Elmas'ın Kanatları - Ece Aytaç
Okulların duvarlarında dört mevsimi gösteren afişler vardır: Yağmuru da
hissederseniz o resimlerde, rüzgârı da, deniz kumunun sıcaklığını, kışın
ayazını da… Sobanın üstünde kestane kavuran nine, şemsiyesiyle rüzgâra
karşı yürüyen kadın, odun kesen adam, kartopu oynayan çocuklar, ekin
biçen çiftçiler, denizden ağ çeken balıkçılar…
Mevsimleri anlatan o resimlerdeki insanlar tüm zorluklara rağmen
mutludur, güler yüzlüdür, hayat doludur. Elmas Kanatlar’ı okul
duvarlarındaki mevsim panolarının içinde gezinir gibi okudum.

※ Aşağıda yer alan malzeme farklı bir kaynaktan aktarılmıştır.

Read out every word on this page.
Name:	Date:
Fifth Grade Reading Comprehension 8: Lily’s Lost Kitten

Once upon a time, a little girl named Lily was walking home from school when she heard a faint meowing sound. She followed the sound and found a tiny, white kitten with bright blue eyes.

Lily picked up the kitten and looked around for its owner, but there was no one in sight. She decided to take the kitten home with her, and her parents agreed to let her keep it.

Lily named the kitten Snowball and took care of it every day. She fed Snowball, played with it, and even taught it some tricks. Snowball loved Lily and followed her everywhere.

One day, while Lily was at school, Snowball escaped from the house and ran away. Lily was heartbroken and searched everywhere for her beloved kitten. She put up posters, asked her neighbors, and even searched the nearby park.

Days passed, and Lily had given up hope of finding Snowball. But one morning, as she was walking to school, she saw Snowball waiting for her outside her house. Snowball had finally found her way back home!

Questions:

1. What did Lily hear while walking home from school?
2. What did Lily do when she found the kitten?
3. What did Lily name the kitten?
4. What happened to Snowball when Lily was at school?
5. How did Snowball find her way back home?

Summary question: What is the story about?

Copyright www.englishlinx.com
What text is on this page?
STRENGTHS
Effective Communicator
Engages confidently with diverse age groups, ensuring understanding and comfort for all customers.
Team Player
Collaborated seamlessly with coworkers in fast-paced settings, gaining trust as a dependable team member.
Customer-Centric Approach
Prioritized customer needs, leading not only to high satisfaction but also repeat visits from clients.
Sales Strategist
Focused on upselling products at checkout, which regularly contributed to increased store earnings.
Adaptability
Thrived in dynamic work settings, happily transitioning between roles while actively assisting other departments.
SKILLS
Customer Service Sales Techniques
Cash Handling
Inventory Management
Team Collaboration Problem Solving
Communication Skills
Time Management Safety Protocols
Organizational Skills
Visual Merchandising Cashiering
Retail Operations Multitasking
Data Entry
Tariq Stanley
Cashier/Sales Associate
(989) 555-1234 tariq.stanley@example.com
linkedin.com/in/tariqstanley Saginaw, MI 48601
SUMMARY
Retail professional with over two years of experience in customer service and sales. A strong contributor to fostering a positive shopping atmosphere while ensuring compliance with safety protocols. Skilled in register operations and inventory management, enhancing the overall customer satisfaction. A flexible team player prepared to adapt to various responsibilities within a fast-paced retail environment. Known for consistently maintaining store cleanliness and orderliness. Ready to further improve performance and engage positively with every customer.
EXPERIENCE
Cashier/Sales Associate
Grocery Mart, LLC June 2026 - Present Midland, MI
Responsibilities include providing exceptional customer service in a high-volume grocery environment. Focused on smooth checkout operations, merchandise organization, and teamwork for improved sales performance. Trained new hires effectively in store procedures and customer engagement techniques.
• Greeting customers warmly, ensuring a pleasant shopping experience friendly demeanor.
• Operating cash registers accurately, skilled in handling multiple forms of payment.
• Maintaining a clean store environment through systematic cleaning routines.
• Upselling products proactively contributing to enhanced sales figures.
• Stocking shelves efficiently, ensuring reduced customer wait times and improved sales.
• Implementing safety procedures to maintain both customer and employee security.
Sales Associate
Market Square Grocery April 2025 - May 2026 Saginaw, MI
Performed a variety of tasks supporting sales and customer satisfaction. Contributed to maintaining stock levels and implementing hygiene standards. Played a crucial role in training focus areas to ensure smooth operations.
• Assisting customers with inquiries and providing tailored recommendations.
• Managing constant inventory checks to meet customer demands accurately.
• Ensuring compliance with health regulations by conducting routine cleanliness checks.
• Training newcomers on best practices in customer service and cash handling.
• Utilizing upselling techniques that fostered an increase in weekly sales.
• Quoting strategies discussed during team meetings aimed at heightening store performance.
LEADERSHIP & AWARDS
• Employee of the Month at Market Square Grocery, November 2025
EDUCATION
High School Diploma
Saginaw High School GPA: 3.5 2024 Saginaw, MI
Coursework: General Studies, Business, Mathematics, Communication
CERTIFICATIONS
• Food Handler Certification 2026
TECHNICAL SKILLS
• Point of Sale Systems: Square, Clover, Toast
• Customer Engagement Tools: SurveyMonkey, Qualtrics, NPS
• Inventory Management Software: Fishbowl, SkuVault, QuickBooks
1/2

Anneannesinin siyah şemsiyesi altında, yağmurlu bir günde çocuk
adımlarıyla başlıyor, Ece Aytaç’ın öyküsü… Ve tekerlekli sandalyesinde ilk
kez hastane kapısından dışarı çıktığında yağan yağmurla devam ediyor…
Bir Ege kentinde, vagonlarında ‘’İstanbul’’ yazan dönme dolapla çıktığımız
yolculuk dans pistine de ulaşıyor, denizlerin metrelerce altına da…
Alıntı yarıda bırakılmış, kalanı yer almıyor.